Could my assumption about the collapse of the WWW in the mobile era be completely wrong? It looks like Progressive Web Apps (PWA) may turn the ship around.
The concept is incredible -- and, it explains something I've never understood about Google's seemingly whimpy acquiescence to the fact that people weren't spending time on the web any more. Turns out, Google appears to have had a plan all along to fix that (or, just have a plan now ).
That plan is PWAs, web-based and web-hosted applications written in good old fashioned HTML. This guy pretty much explains it all well.
Explaining Progressive Web Apps and why everyone wants them.
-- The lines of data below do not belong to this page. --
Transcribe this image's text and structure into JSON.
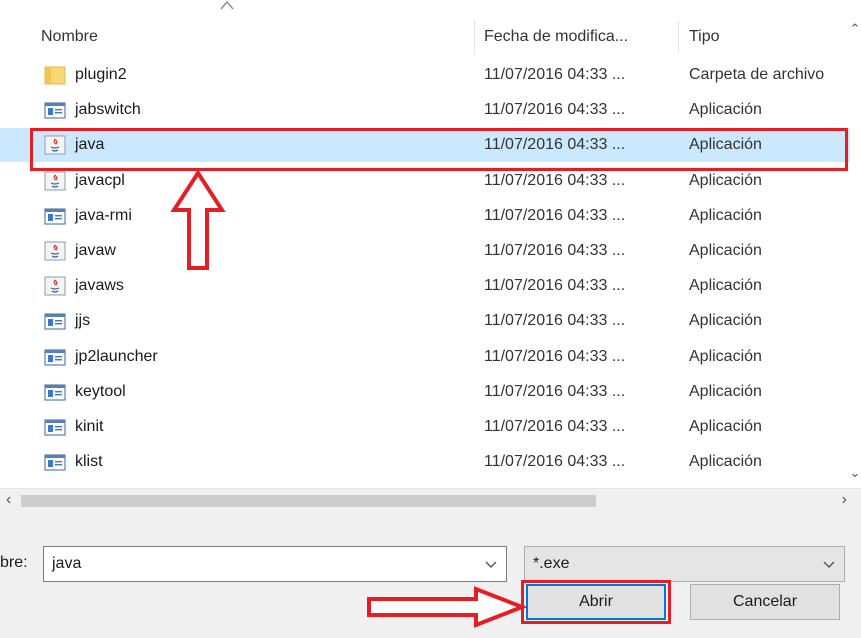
{
  "columns": {
    "name": "Nombre",
    "date": "Fecha de modifica...",
    "type": "Tipo"
  },
  "files": [
    {
      "name": "plugin2",
      "date": "11/07/2016 04:33 ...",
      "type": "Carpeta de archivo",
      "icon": "folder-icon"
    },
    {
      "name": "jabswitch",
      "date": "11/07/2016 04:33 ...",
      "type": "Aplicación",
      "icon": "app-icon"
    },
    {
      "name": "java",
      "date": "11/07/2016 04:33 ...",
      "type": "Aplicación",
      "icon": "java-icon"
    },
    {
      "name": "javacpl",
      "date": "11/07/2016 04:33 ...",
      "type": "Aplicación",
      "icon": "java-icon"
    },
    {
      "name": "java-rmi",
      "date": "11/07/2016 04:33 ...",
      "type": "Aplicación",
      "icon": "app-icon"
    },
    {
      "name": "javaw",
      "date": "11/07/2016 04:33 ...",
      "type": "Aplicación",
      "icon": "java-icon"
    },
    {
      "name": "javaws",
      "date": "11/07/2016 04:33 ...",
      "type": "Aplicación",
      "icon": "java-icon"
    },
    {
      "name": "jjs",
      "date": "11/07/2016 04:33 ...",
      "type": "Aplicación",
      "icon": "app-icon"
    },
    {
      "name": "jp2launcher",
      "date": "11/07/2016 04:33 ...",
      "type": "Aplicación",
      "icon": "app-icon"
    },
    {
      "name": "keytool",
      "date": "11/07/2016 04:33 ...",
      "type": "Aplicación",
      "icon": "app-icon"
    },
    {
      "name": "kinit",
      "date": "11/07/2016 04:33 ...",
      "type": "Aplicación",
      "icon": "app-icon"
    },
    {
      "name": "klist",
      "date": "11/07/2016 04:33 ...",
      "type": "Aplicación",
      "icon": "app-icon"
    }
  ],
  "bottom": {
    "filename_label": "bre:",
    "filename_value": "java",
    "filetype_value": "*.exe",
    "open_label": "Abrir",
    "cancel_label": "Cancelar"
  },
  "colors": {
    "selection": "#cce8ff",
    "annotation": "#e31e24",
    "focus": "#0078d7"
  }
}
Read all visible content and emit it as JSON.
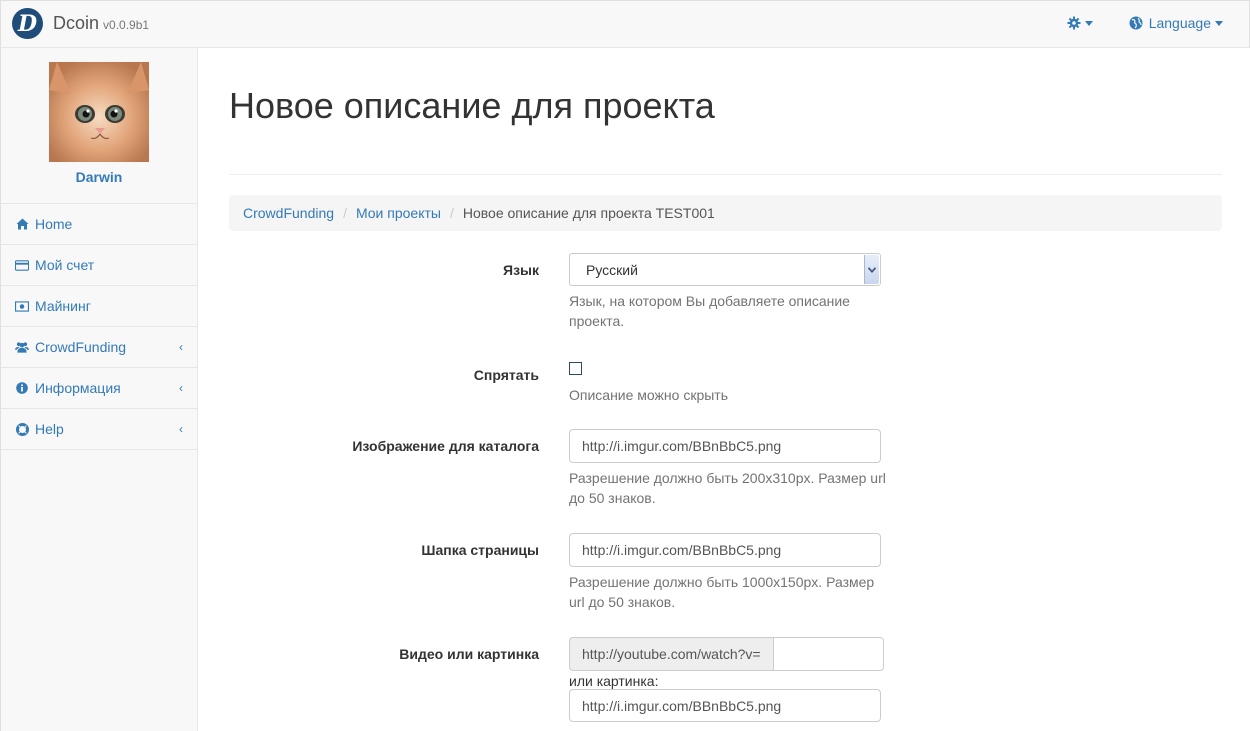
{
  "navbar": {
    "logo_letter": "D",
    "brand": "Dcoin",
    "version": "v0.0.9b1",
    "settings_icon": "gear-icon",
    "language_label": "Language",
    "language_icon": "globe-icon"
  },
  "sidebar": {
    "user_name": "Darwin",
    "items": [
      {
        "label": "Home",
        "icon": "home-icon",
        "expandable": false
      },
      {
        "label": "Мой счет",
        "icon": "credit-card-icon",
        "expandable": false
      },
      {
        "label": "Майнинг",
        "icon": "money-icon",
        "expandable": false
      },
      {
        "label": "CrowdFunding",
        "icon": "users-icon",
        "expandable": true
      },
      {
        "label": "Информация",
        "icon": "info-circle-icon",
        "expandable": true
      },
      {
        "label": "Help",
        "icon": "life-ring-icon",
        "expandable": true
      }
    ]
  },
  "main": {
    "title": "Новое описание для проекта",
    "breadcrumb": [
      "CrowdFunding",
      "Мои проекты",
      "Новое описание для проекта TEST001"
    ]
  },
  "form": {
    "language": {
      "label": "Язык",
      "value": "Русский",
      "help": "Язык, на котором Вы добавляете описание проекта."
    },
    "hide": {
      "label": "Спрятать",
      "checked": false,
      "help": "Описание можно скрыть"
    },
    "catalog_image": {
      "label": "Изображение для каталога",
      "value": "http://i.imgur.com/BBnBbC5.png",
      "help": "Разрешение должно быть 200x310px. Размер url до 50 знаков."
    },
    "page_header": {
      "label": "Шапка страницы",
      "value": "http://i.imgur.com/BBnBbC5.png",
      "help": "Разрешение должно быть 1000x150px. Размер url до 50 знаков."
    },
    "video_or_image": {
      "label": "Видео или картинка",
      "video_prefix": "http://youtube.com/watch?v=",
      "video_value": "",
      "or_label": "или картинка:",
      "image_value": "http://i.imgur.com/BBnBbC5.png"
    }
  },
  "colors": {
    "link": "#337ab7",
    "brand_logo": "#1f4d7a"
  }
}
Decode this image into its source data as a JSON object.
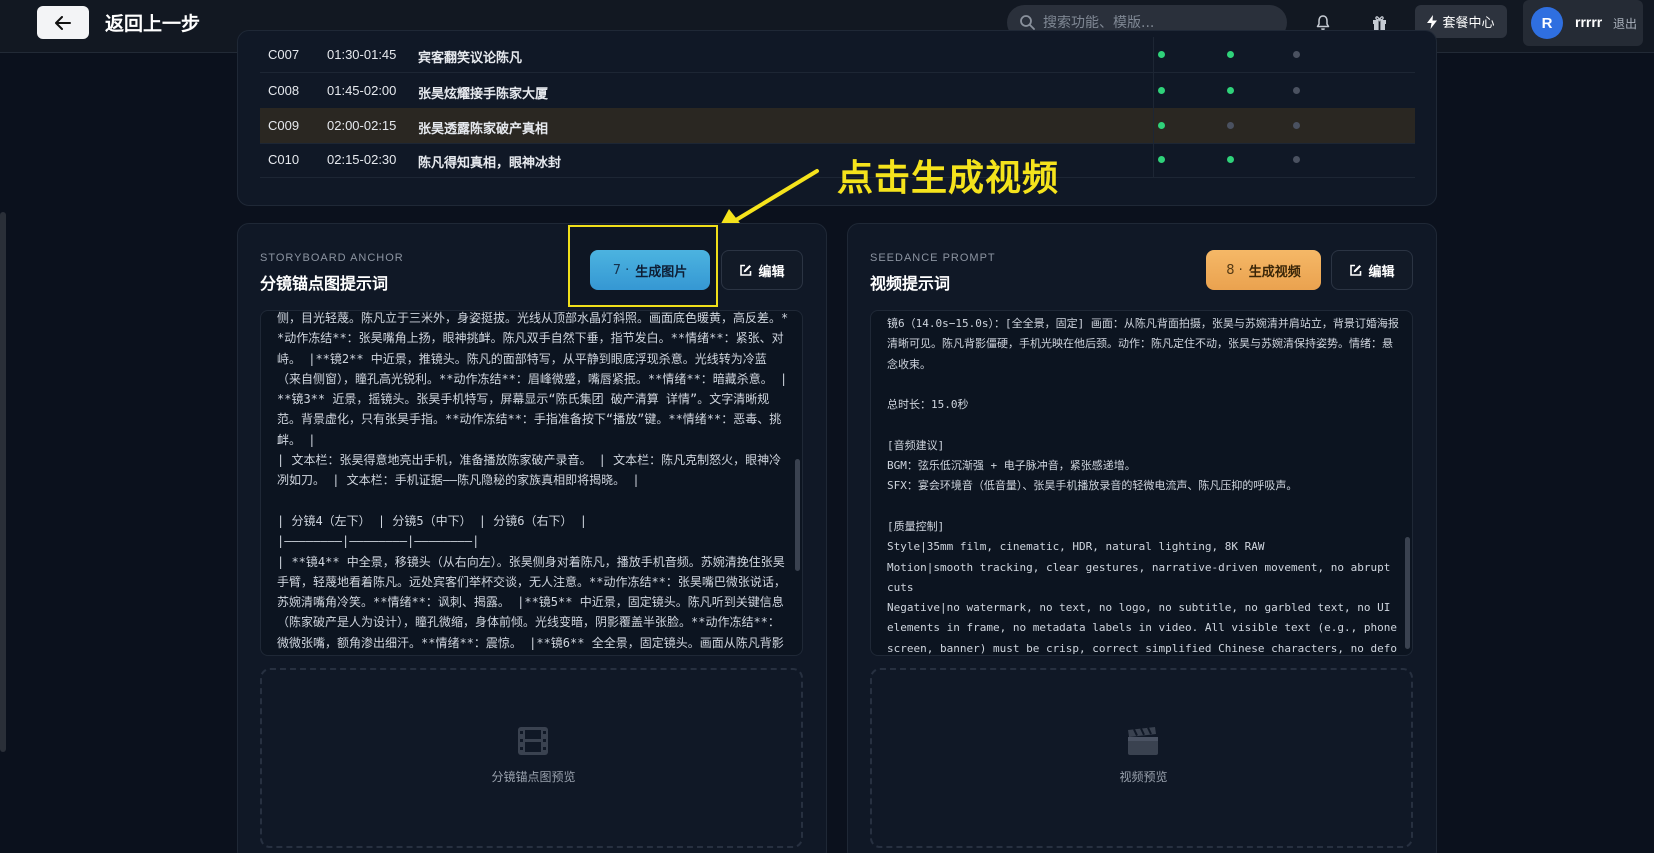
{
  "header": {
    "back_label": "返回上一步",
    "search_placeholder": "搜索功能、模版...",
    "package_label": "套餐中心",
    "avatar_letter": "R",
    "username": "rrrrr",
    "logout_label": "退出"
  },
  "table": {
    "rows": [
      {
        "id": "C007",
        "time": "01:30-01:45",
        "desc": "宾客翻笑议论陈凡",
        "s1": true,
        "s2": true,
        "s3": false
      },
      {
        "id": "C008",
        "time": "01:45-02:00",
        "desc": "张昊炫耀接手陈家大厦",
        "s1": true,
        "s2": true,
        "s3": false
      },
      {
        "id": "C009",
        "time": "02:00-02:15",
        "desc": "张昊透露陈家破产真相",
        "s1": true,
        "s2": false,
        "s3": false
      },
      {
        "id": "C010",
        "time": "02:15-02:30",
        "desc": "陈凡得知真相，眼神冰封",
        "s1": true,
        "s2": true,
        "s3": false
      }
    ]
  },
  "annotation": {
    "text": "点击生成视频"
  },
  "storyboard": {
    "eyebrow": "STORYBOARD ANCHOR",
    "title": "分镜锚点图提示词",
    "gen_num": "7 ·",
    "gen_label": "生成图片",
    "edit_label": "编辑",
    "content": "侧，目光轻蔑。陈凡立于三米外，身姿挺拔。光线从顶部水晶灯斜照。画面底色暖黄，高反差。**动作冻结**：张昊嘴角上扬，眼神挑衅。陈凡双手自然下垂，指节发白。**情绪**：紧张、对峙。 |**镜2** 中近景，推镜头。陈凡的面部特写，从平静到眼底浮现杀意。光线转为冷蓝（来自侧窗），瞳孔高光锐利。**动作冻结**：眉峰微蹙，嘴唇紧抿。**情绪**：暗藏杀意。 |**镜3** 近景，摇镜头。张昊手机特写，屏幕显示“陈氏集团 破产清算 详情”。文字清晰规范。背景虚化，只有张昊手指。**动作冻结**：手指准备按下“播放”键。**情绪**：恶毒、挑衅。 |\n| 文本栏：张昊得意地亮出手机，准备播放陈家破产录音。 | 文本栏：陈凡克制怒火，眼神冷冽如刀。 | 文本栏：手机证据——陈凡隐秘的家族真相即将揭晓。 |\n\n| 分镜4（左下） | 分镜5（中下） | 分镜6（右下） |\n|————————|————————|————————|\n| **镜4** 中全景，移镜头（从右向左）。张昊侧身对着陈凡，播放手机音频。苏婉清挽住张昊手臂，轻蔑地看着陈凡。远处宾客们举杯交谈，无人注意。**动作冻结**：张昊嘴巴微张说话，苏婉清嘴角冷笑。**情绪**：讽刺、揭露。 |**镜5** 中近景，固定镜头。陈凡听到关键信息（陈家破产是人为设计），瞳孔微缩，身体前倾。光线变暗，阴影覆盖半张脸。**动作冻结**：微微张嘴，额角渗出细汗。**情绪**：震惊。 |**镜6** 全全景，固定镜头。画面从陈凡背影",
    "preview_label": "分镜锚点图预览"
  },
  "video": {
    "eyebrow": "SEEDANCE PROMPT",
    "title": "视频提示词",
    "gen_num": "8 ·",
    "gen_label": "生成视频",
    "edit_label": "编辑",
    "content": "镜6（14.0s−15.0s）：[全全景，固定] 画面：从陈凡背面拍摄，张昊与苏婉清并肩站立，背景订婚海报清晰可见。陈凡背影僵硬，手机光映在他后颈。动作：陈凡定住不动，张昊与苏婉清保持姿势。情绪：悬念收束。\n\n总时长：15.0秒\n\n[音频建议]\nBGM：弦乐低沉渐强 + 电子脉冲音，紧张感递增。\nSFX：宴会环境音（低音量）、张昊手机播放录音的轻微电流声、陈凡压抑的呼吸声。\n\n[质量控制]\nStyle|35mm film, cinematic, HDR, natural lighting, 8K RAW\nMotion|smooth tracking, clear gestures, narrative-driven movement, no abrupt cuts\nNegative|no watermark, no text, no logo, no subtitle, no garbled text, no UI elements in frame, no metadata labels in video. All visible text (e.g., phone screen, banner) must be crisp, correct simplified Chinese characters, no deformation.",
    "preview_label": "视频预览"
  },
  "colors": {
    "accent_blue": "#4db8f0",
    "accent_orange": "#f0ac5a",
    "status_on": "#2fd27a",
    "annotation": "#f5e31c"
  }
}
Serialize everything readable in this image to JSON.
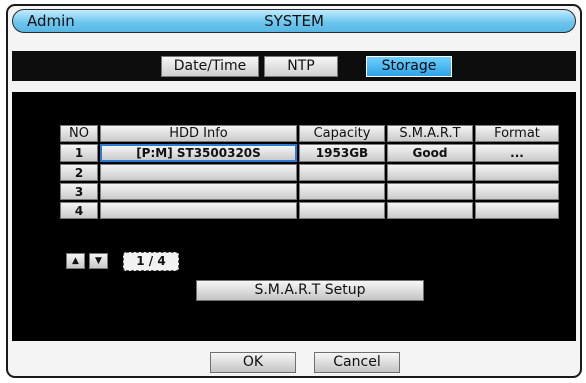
{
  "window": {
    "user": "Admin",
    "title": "SYSTEM"
  },
  "tabs": [
    {
      "label": "Date/Time",
      "active": false
    },
    {
      "label": "NTP",
      "active": false
    },
    {
      "label": "Storage",
      "active": true
    }
  ],
  "table": {
    "columns": [
      "NO",
      "HDD Info",
      "Capacity",
      "S.M.A.R.T",
      "Format"
    ],
    "rows": [
      {
        "no": "1",
        "hdd_info": "[P:M] ST3500320S",
        "capacity": "1953GB",
        "smart": "Good",
        "format": "..."
      },
      {
        "no": "2",
        "hdd_info": "",
        "capacity": "",
        "smart": "",
        "format": ""
      },
      {
        "no": "3",
        "hdd_info": "",
        "capacity": "",
        "smart": "",
        "format": ""
      },
      {
        "no": "4",
        "hdd_info": "",
        "capacity": "",
        "smart": "",
        "format": ""
      }
    ]
  },
  "pager": {
    "up_icon": "triangle-up",
    "down_icon": "triangle-down",
    "page": "1 / 4"
  },
  "buttons": {
    "smart_setup": "S.M.A.R.T Setup",
    "ok": "OK",
    "cancel": "Cancel"
  },
  "colors": {
    "titlebar": "#6ec6ee",
    "active_tab": "#2ea2e6",
    "content_bg": "#000000",
    "selection_border": "#2a7ad6"
  }
}
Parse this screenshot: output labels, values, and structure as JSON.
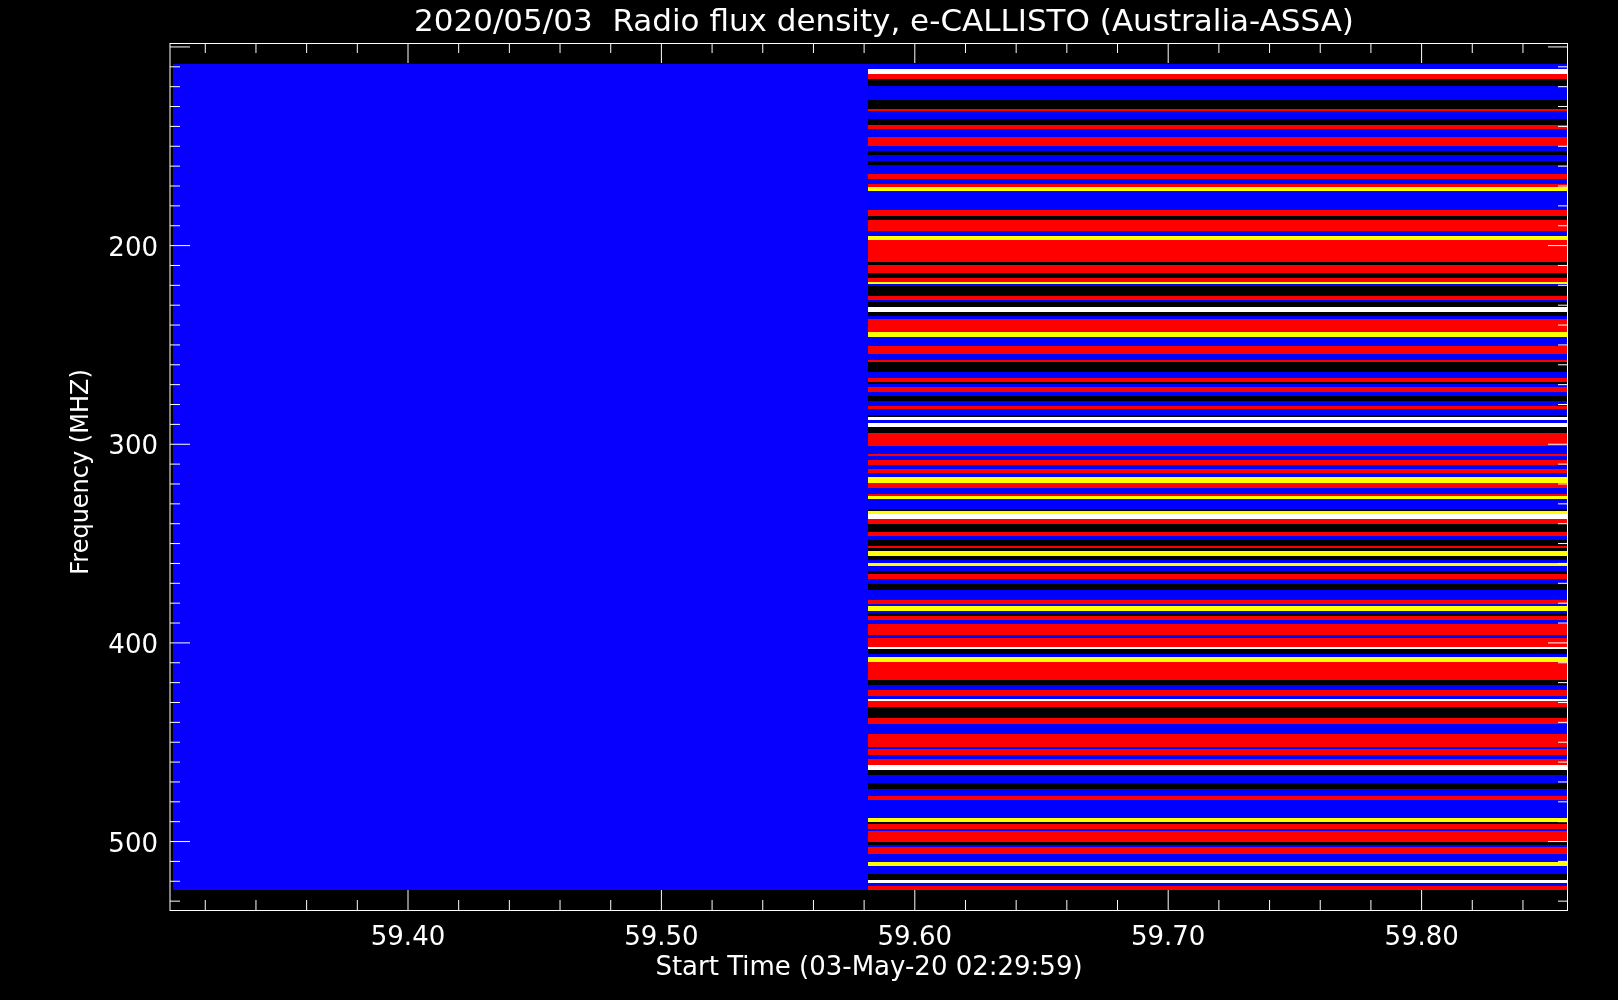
{
  "title": "2020/05/03  Radio flux density, e-CALLISTO (Australia-ASSA)",
  "y_axis": {
    "label": "Frequency (MHZ)",
    "ticks": [
      "200",
      "300",
      "400",
      "500"
    ]
  },
  "x_axis": {
    "label": "Start Time (03-May-20 02:29:59)",
    "ticks": [
      "59.40",
      "59.50",
      "59.60",
      "59.70",
      "59.80"
    ]
  }
}
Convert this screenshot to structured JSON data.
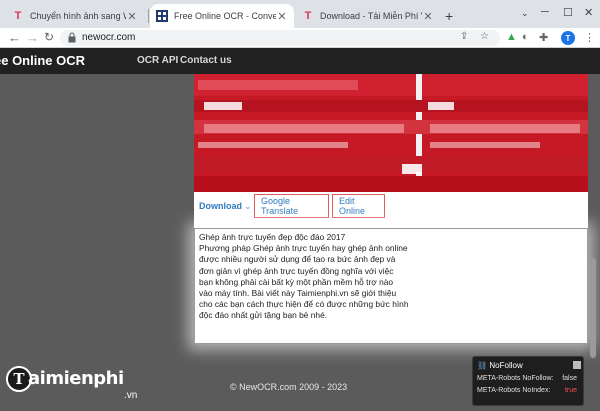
{
  "tabs": [
    {
      "title": "Chuyển hình ảnh sang Word, đổ",
      "favicon": "T",
      "favicon_color": "#d63b5a"
    },
    {
      "title": "Free Online OCR - Convert JPEG",
      "favicon": "grid",
      "favicon_color": "#1f3b73"
    },
    {
      "title": "Download - Tải Miễn Phí VN - Ph",
      "favicon": "T",
      "favicon_color": "#d63b5a"
    }
  ],
  "address": {
    "url": "newocr.com"
  },
  "site": {
    "brand": "ee Online OCR",
    "nav": [
      "OCR API",
      "Contact us"
    ]
  },
  "actions": {
    "download": "Download",
    "download_caret": "⌄",
    "google_translate": "Google Translate",
    "edit_online": "Edit Online"
  },
  "ocr_text": [
    "Ghép ảnh trực tuyến đẹp độc đáo 2017",
    "Phương pháp Ghép ảnh trực tuyến hay ghép ảnh online",
    "được nhiều người sử dụng để tạo ra bức ảnh đẹp và",
    "đơn giản vì ghép ảnh trực tuyến đồng nghĩa với việc",
    "bạn không phải cài bất kỳ một phần mềm hỗ trợ nào",
    "vào máy tính. Bài viết này Taimienphi.vn sẽ giới thiệu",
    "cho các bạn cách thực hiện để có được những bức hình",
    "độc đáo nhất gửi tặng bạn bè nhé."
  ],
  "footer": "© NewOCR.com 2009 - 2023",
  "watermark": {
    "name": "aimienphi",
    "initial": "T",
    "domain": ".vn"
  },
  "nofollow": {
    "title": "NoFollow",
    "rows": [
      {
        "label": "META-Robots NoFollow:",
        "value": "false",
        "color": "#e0e0e0"
      },
      {
        "label": "META-Robots NoIndex:",
        "value": "true",
        "color": "#ff4d4d"
      }
    ]
  },
  "colors": {
    "accent_red": "#c51a26",
    "link_blue": "#2f7bbf"
  }
}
The idea is that people "install" an "app" simply by visiting a website once and then in a manual or somewhat even automated process install a home screen shortcut to it. When the shortcut is tapped on moving forward it opens the PWA in such a way that it looks nothing like a web page and everything like a traditional mobile app.
Some Chrome browser engineering by Google (and in due course, Microsoft Edge) works in combination with the website to render most if not all the same functionality as a native app; a typical user cannot notice any difference although the early consensus is that PWAs are faster than native apps.
Not all smartphone hardware functionality can be replicated by a PWA but it seems most of the important and widespread ones can be, and right now we're only talking about the first generation.
PWAs don't restore the social browsing of the open WWW, people are still working one-to-one with their apps and not likely to jaunt about away from them. But Google's interest is more about keeping people on the web to keep web advertising tied to a healthy flow of web traffic. The Google Play store that you figure is a cash cow for them is evidently not as much in their financial interest as a thriving traditional WWW is.
So sure, granted, it is not about people web page hopping and clicking advertising banners like before 2008. But I see PWAs as a way to keep HTML and the concept of an open WWW alive so that publishers and more importantly, web developers, have cause to stick with the platform. If PWAs take off, the WWW isn't going anywhere.
For Microsoft, it means not being killed off by Android. In a PWA world they can continue to thrive, and, I wonder even, if PWAs were not actually on their mind when they decided to abandon Windows smartphones.
It's because of the World Wide Web's universality that makes PWAs a no-brainer. Companies don't have to front the cost of building dedicated iOS or Android applications and then suffer additional cost through endless bug and security fixes.
So, all this time perhaps, it was just trusting that the flexibility and open nature of the web would find its way into the economics of development philosophy. If all goes well the period between 2008 - 2019 will be regarded as nothing more than an era of flirtation with phone-side applications. Hallelujah!
Update 4/23/16 - I have created an information page detailing the foundation of the concept which I'm deeming Mumblecore HTML . You may view it here.
I'm in a "movement" starting mood these past couple of weeks. One that seems particularly attractive to me is the idea of creating an HTML composition protocol that is simple and adheres to the basic tags such as those used for creating titles, headers and paragraphs. The idea is to eliminate most graphic design elements from web pages so that they can "breathe" function and cost very little to produce. To make valuable and useful websites that otherwise look like they were composed before CSS.
The why of such a thing are several. First, by eliminating graphic work and design web authors and coders are free to focus on functionality. The overhead cost of developing and running a web project are dramatically reduced. Second, websites can be engineered closer to the time of impulse, restoring a sense of creativity (in a functional not aesthetic sense). Websites and projects that never get done in the wake of fretting over how its design keeps up with the modern sense can get done on a lone coder's budget. And, as well, lean websites are responsive and work well with mobile devices even when not explicitly designed for them.
I have two websites that might demonstrate what I'm thinking, New York City People Fusion and another I'm working on for my sole commercial product, Squeaky Portal. Either will give you a sense of what I'm talking about. If you want something accomplished and more mainstream, Craigslist is still the perfect example although even it might still be a bit more overdeveloped compared to what I am imagining. It is a strong brand and a cult operating object in a world of overdone and graphic-heavy imitators. It's one thing when an odd web developer out here and there keeps their graphics presentation to a minimalist level, but I think it should be more than an odd developer out. No graphic designs should represent a complete body of websites written to point in the form.
I don't know how you go about creating something like an official design standard. I know, for real, even simple protocols that people adopt are actually quite technical. Even so, I'm going to try. Even if I can't cover all the bases in a protocol white paper, as I'm usually fond of observing, maybe my wobbly attempt at one will inspire better others. The hardest part might be in convincing the users of websites whose developers subscribe to the framework that they are visiting and using a serious service. People don't trust quiet websites that look like beginners developed. But, an education campaign as well as links to an explain page, should help web audiences accept and even embrace the philosophy.